The importance of tracking hospital-acquired adverse events

A trio of researchers representing Harvard Medical School and the University of Chicago aimed to learn more about this ongoing development, tracking the rates of certain hospital-acquired adverse events among Medicare patients treated at U.S. hospitals.

The group shared its findings in JAMA, noting that monitoring what happens during a hospitalization “may provide a better assessment of quality attributable to private equity” than other approaches.

“Hospital-acquired conditions are established measures of inpatient quality, are considered preventable based on guidelines from the U.S. Centers for Medicare & Medicaid Services (CMS), are clinically important for patients and have been financially relevant for both hospitals and the CMS since 2009,” wrote first author Sneha Kannan, MD, with the department of healthcare policy at Harvard Medical School, and colleagues.

Kannan et al. focused on Medicare Part A data from more than 660,000 hospitalizations at 51 private equity-acquired hospitals and more than 4 million hospitalizations at 259 matched control hospitals.

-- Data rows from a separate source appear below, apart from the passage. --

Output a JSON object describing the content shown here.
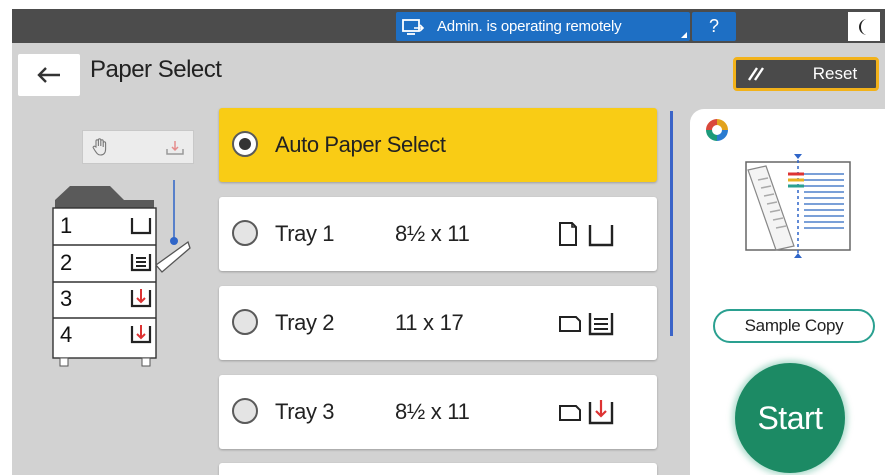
{
  "status_bar": {
    "remote_text": "Admin. is operating remotely",
    "help_label": "?",
    "remote_icon": "remote-monitor-icon",
    "theme_icon": "moon-icon"
  },
  "header": {
    "title": "Paper Select",
    "back_icon": "back-arrow-icon",
    "reset_label": "Reset",
    "reset_icon": "reset-slash-icon"
  },
  "machine": {
    "trays": [
      "1",
      "2",
      "3",
      "4"
    ],
    "toolbar_icons": [
      "bypass-hand-icon",
      "bypass-tray-icon"
    ]
  },
  "options": [
    {
      "label": "Auto Paper Select",
      "size": "",
      "selected": true
    },
    {
      "label": "Tray 1",
      "size": "8½ x 11",
      "selected": false,
      "icon": "portrait-paper-tray-icon"
    },
    {
      "label": "Tray 2",
      "size": "11 x 17",
      "selected": false,
      "icon": "landscape-paper-full-tray-icon"
    },
    {
      "label": "Tray 3",
      "size": "8½ x 11",
      "selected": false,
      "icon": "landscape-paper-low-tray-icon"
    }
  ],
  "right_panel": {
    "logo_icon": "app-logo-icon",
    "preview_icon": "document-preview-icon",
    "sample_copy_label": "Sample Copy",
    "start_label": "Start"
  },
  "colors": {
    "topbar": "#4c4c4c",
    "remote_blue": "#1e6fc4",
    "selected_yellow": "#f9cc15",
    "reset_border": "#f2b21a",
    "start_green": "#1c8a64",
    "sample_border": "#2aa090"
  }
}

All hospitalizations occurred from 2009 to 2019. Patients were hospitalized for a variety of reasons. Heart failure was one of the four most common indications, as were sepsis, total hip arthroplasty and chronic obstructive pulmonary disease/pneumonia. The mean patient age was 73 years old, and 55% were women.

The analysis included a wide range of hospital-acquired adverse events, including foreign objects retained after a surgery, falls, surgical site infections and cases of deep vein thrombosis or pulmonary embolism after a knee or hip replacement.